In The Lord of the Rings, how does Tolkien use light and dark imagery to describe the way Gandalf persuades Théoden to listen to his advice?
Throughout The Lord of the Rings, Tolkien uses light, especially light from the heavens such as starlight and sunlight, to symbolize hope and freedom from Sauron's influence. Shadow and darkness are used to represent the power of Sauron; it is no coincidence that his main servants, the Ringwraiths, are blind in the sun and must sense the living world using other abilities. Because Théoden is under the influence of Saruman, who, in turn, has been corrupted by desire for Sauron's Ring, the battle for Théoden's heart is depicted as a struggle between light and hope versus shadow and obscured vision in The Two Towers (Book 3, Chapter 6). For example, in persuading Théoden to listen to him, Gandalf points with his staff to a high window: "There the darkness seemed to clear, and through the opening could be seen, high and far, a patch of shining sky." He also tells the king, "Too long have you sat in shadows," and "Not all is dark. Take courage, Lord of the Mark; for better help you will not find." As Théoden slowly stands up, a "faint light grew in the hall again" and a beam of sunlight pierces the clouds: "already the storm that had come out of the East was receding, rolling away southward to the sea. Suddenly through a rent in the clouds behind them a shaft of sun stabbed down. The falling showers gleamed like silver, and far away the river glittered like a shimmering glass."

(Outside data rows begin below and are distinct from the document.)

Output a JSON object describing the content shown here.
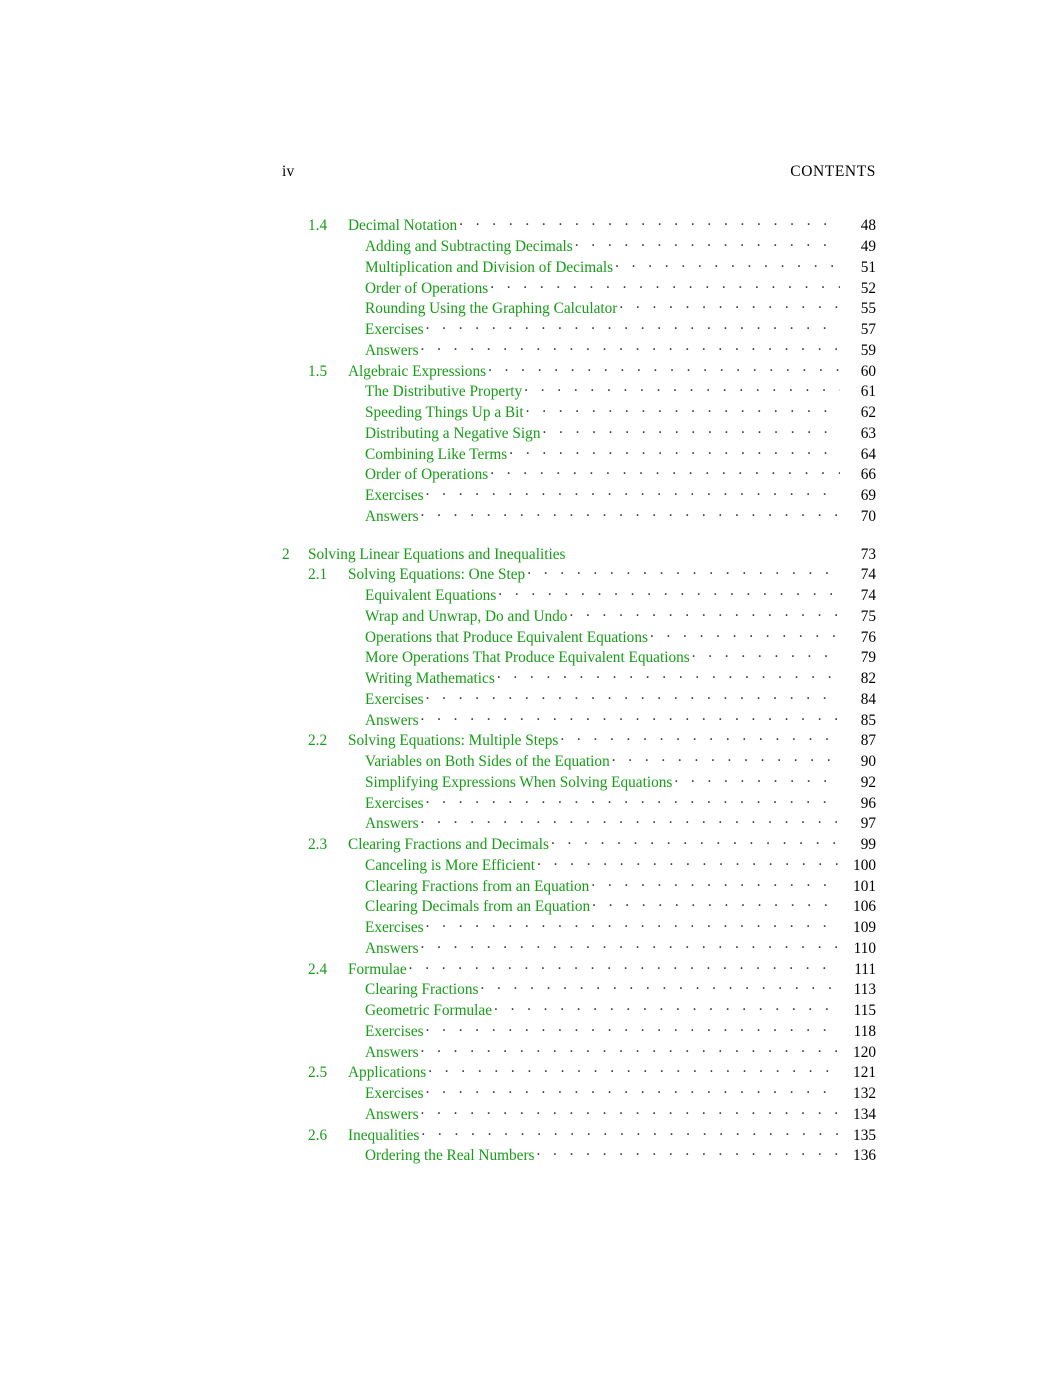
{
  "header": {
    "folio": "iv",
    "running_title": "CONTENTS"
  },
  "colors": {
    "entry_green": "#179c17",
    "page_number_black": "#000000",
    "leader_dots": "#3a3a3a"
  },
  "toc": {
    "entries": [
      {
        "level": 1,
        "number": "1.4",
        "title": "Decimal Notation",
        "page": "48",
        "leaders": true
      },
      {
        "level": 2,
        "number": "",
        "title": "Adding and Subtracting Decimals",
        "page": "49",
        "leaders": true
      },
      {
        "level": 2,
        "number": "",
        "title": "Multiplication and Division of Decimals",
        "page": "51",
        "leaders": true
      },
      {
        "level": 2,
        "number": "",
        "title": "Order of Operations",
        "page": "52",
        "leaders": true
      },
      {
        "level": 2,
        "number": "",
        "title": "Rounding Using the Graphing Calculator",
        "page": "55",
        "leaders": true
      },
      {
        "level": 2,
        "number": "",
        "title": "Exercises",
        "page": "57",
        "leaders": true
      },
      {
        "level": 2,
        "number": "",
        "title": "Answers",
        "page": "59",
        "leaders": true
      },
      {
        "level": 1,
        "number": "1.5",
        "title": "Algebraic Expressions",
        "page": "60",
        "leaders": true
      },
      {
        "level": 2,
        "number": "",
        "title": "The Distributive Property",
        "page": "61",
        "leaders": true
      },
      {
        "level": 2,
        "number": "",
        "title": "Speeding Things Up a Bit",
        "page": "62",
        "leaders": true
      },
      {
        "level": 2,
        "number": "",
        "title": "Distributing a Negative Sign",
        "page": "63",
        "leaders": true
      },
      {
        "level": 2,
        "number": "",
        "title": "Combining Like Terms",
        "page": "64",
        "leaders": true
      },
      {
        "level": 2,
        "number": "",
        "title": "Order of Operations",
        "page": "66",
        "leaders": true
      },
      {
        "level": 2,
        "number": "",
        "title": "Exercises",
        "page": "69",
        "leaders": true
      },
      {
        "level": 2,
        "number": "",
        "title": "Answers",
        "page": "70",
        "leaders": true
      },
      {
        "level": 0,
        "number": "2",
        "title": "Solving Linear Equations and Inequalities",
        "page": "73",
        "leaders": false,
        "gap_before": true
      },
      {
        "level": 1,
        "number": "2.1",
        "title": "Solving Equations: One Step",
        "page": "74",
        "leaders": true
      },
      {
        "level": 2,
        "number": "",
        "title": "Equivalent Equations",
        "page": "74",
        "leaders": true
      },
      {
        "level": 2,
        "number": "",
        "title": "Wrap and Unwrap, Do and Undo",
        "page": "75",
        "leaders": true
      },
      {
        "level": 2,
        "number": "",
        "title": "Operations that Produce Equivalent Equations",
        "page": "76",
        "leaders": true
      },
      {
        "level": 2,
        "number": "",
        "title": "More Operations That Produce Equivalent Equations",
        "page": "79",
        "leaders": true
      },
      {
        "level": 2,
        "number": "",
        "title": "Writing Mathematics",
        "page": "82",
        "leaders": true
      },
      {
        "level": 2,
        "number": "",
        "title": "Exercises",
        "page": "84",
        "leaders": true
      },
      {
        "level": 2,
        "number": "",
        "title": "Answers",
        "page": "85",
        "leaders": true
      },
      {
        "level": 1,
        "number": "2.2",
        "title": "Solving Equations: Multiple Steps",
        "page": "87",
        "leaders": true
      },
      {
        "level": 2,
        "number": "",
        "title": "Variables on Both Sides of the Equation",
        "page": "90",
        "leaders": true
      },
      {
        "level": 2,
        "number": "",
        "title": "Simplifying Expressions When Solving Equations",
        "page": "92",
        "leaders": true
      },
      {
        "level": 2,
        "number": "",
        "title": "Exercises",
        "page": "96",
        "leaders": true
      },
      {
        "level": 2,
        "number": "",
        "title": "Answers",
        "page": "97",
        "leaders": true
      },
      {
        "level": 1,
        "number": "2.3",
        "title": "Clearing Fractions and Decimals",
        "page": "99",
        "leaders": true
      },
      {
        "level": 2,
        "number": "",
        "title": "Canceling is More Efficient",
        "page": "100",
        "leaders": true
      },
      {
        "level": 2,
        "number": "",
        "title": "Clearing Fractions from an Equation",
        "page": "101",
        "leaders": true
      },
      {
        "level": 2,
        "number": "",
        "title": "Clearing Decimals from an Equation",
        "page": "106",
        "leaders": true
      },
      {
        "level": 2,
        "number": "",
        "title": "Exercises",
        "page": "109",
        "leaders": true
      },
      {
        "level": 2,
        "number": "",
        "title": "Answers",
        "page": "110",
        "leaders": true
      },
      {
        "level": 1,
        "number": "2.4",
        "title": "Formulae",
        "page": "111",
        "leaders": true
      },
      {
        "level": 2,
        "number": "",
        "title": "Clearing Fractions",
        "page": "113",
        "leaders": true
      },
      {
        "level": 2,
        "number": "",
        "title": "Geometric Formulae",
        "page": "115",
        "leaders": true
      },
      {
        "level": 2,
        "number": "",
        "title": "Exercises",
        "page": "118",
        "leaders": true
      },
      {
        "level": 2,
        "number": "",
        "title": "Answers",
        "page": "120",
        "leaders": true
      },
      {
        "level": 1,
        "number": "2.5",
        "title": "Applications",
        "page": "121",
        "leaders": true
      },
      {
        "level": 2,
        "number": "",
        "title": "Exercises",
        "page": "132",
        "leaders": true
      },
      {
        "level": 2,
        "number": "",
        "title": "Answers",
        "page": "134",
        "leaders": true
      },
      {
        "level": 1,
        "number": "2.6",
        "title": "Inequalities",
        "page": "135",
        "leaders": true
      },
      {
        "level": 2,
        "number": "",
        "title": "Ordering the Real Numbers",
        "page": "136",
        "leaders": true
      }
    ]
  }
}
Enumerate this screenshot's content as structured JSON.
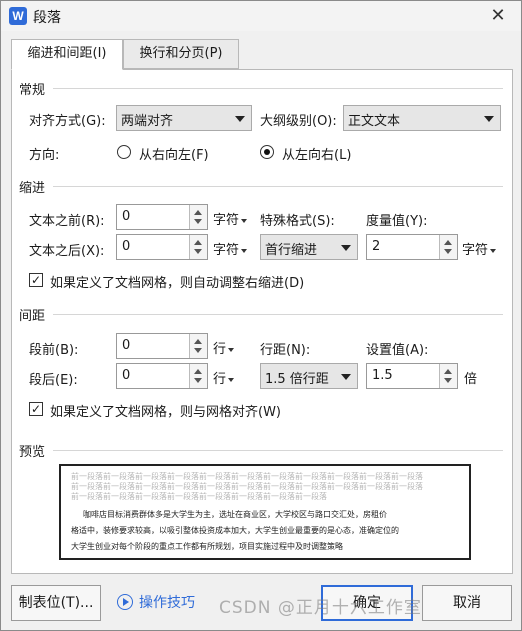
{
  "window": {
    "title": "段落",
    "app_icon": "wps-writer-icon"
  },
  "tabs": [
    {
      "label": "缩进和间距(I)",
      "active": true
    },
    {
      "label": "换行和分页(P)",
      "active": false
    }
  ],
  "general": {
    "heading": "常规",
    "alignment": {
      "label": "对齐方式(G):",
      "value": "两端对齐"
    },
    "outline_level": {
      "label": "大纲级别(O):",
      "value": "正文文本"
    },
    "direction": {
      "label": "方向:",
      "options": [
        {
          "label": "从右向左(F)",
          "checked": false
        },
        {
          "label": "从左向右(L)",
          "checked": true
        }
      ]
    }
  },
  "indent": {
    "heading": "缩进",
    "before_text": {
      "label": "文本之前(R):",
      "value": "0",
      "unit": "字符"
    },
    "after_text": {
      "label": "文本之后(X):",
      "value": "0",
      "unit": "字符"
    },
    "special": {
      "label": "特殊格式(S):",
      "value": "首行缩进"
    },
    "measure": {
      "label": "度量值(Y):",
      "value": "2",
      "unit": "字符"
    },
    "auto_adjust": {
      "label": "如果定义了文档网格，则自动调整右缩进(D)",
      "checked": true
    }
  },
  "spacing": {
    "heading": "间距",
    "before": {
      "label": "段前(B):",
      "value": "0",
      "unit": "行"
    },
    "after": {
      "label": "段后(E):",
      "value": "0",
      "unit": "行"
    },
    "line_spacing": {
      "label": "行距(N):",
      "value": "1.5 倍行距"
    },
    "set_value": {
      "label": "设置值(A):",
      "value": "1.5",
      "unit": "倍"
    },
    "snap_grid": {
      "label": "如果定义了文档网格，则与网格对齐(W)",
      "checked": true
    }
  },
  "preview": {
    "heading": "预览",
    "prev_lines": [
      "前一段落前一段落前一段落前一段落前一段落前一段落前一段落前一段落前一段落前一段落前一段落",
      "前一段落前一段落前一段落前一段落前一段落前一段落前一段落前一段落前一段落前一段落前一段落",
      "前一段落前一段落前一段落前一段落前一段落前一段落前一段落前一段落"
    ],
    "body_lines": [
      "咖啡店目标消费群体多是大学生为主，选址在商业区，大学校区与路口交汇处，房租价",
      "格适中，装修要求较高，以吸引整体投资成本加大，大学生创业最重要的是心态，准确定位的",
      "大学生创业对每个阶段的重点工作都有所规划，项目实施过程中及时调整策略"
    ]
  },
  "buttons": {
    "tabs_button": "制表位(T)...",
    "help_link": "操作技巧",
    "ok": "确定",
    "cancel": "取消"
  },
  "watermark": "CSDN @正月十六工作室"
}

In The Lord of the Rings, why does Théoden compare himself to an "old tree under winter snow"?
A simile compares two things using words of comparison, such as like or as. In The Two Towers (Book 3, Chapter 7), Théoden says he was "bent like an old tree under winter snow." But now, he says, "a west wind has shaken the boughs." He is comparing his physical and mental state to that of an old tree that has so much snow on its branches, they bend under the weight. A "west wind" (recall that Mordor is to the east and Valinor is to the west)—brought by Gandalf—shakes the snow off the boughs, lightening the burden Théoden has felt under Saruman's influence. The word "winter" can also describe the darkness Théoden felt, a darkness and bleakness usually associated with the winter months.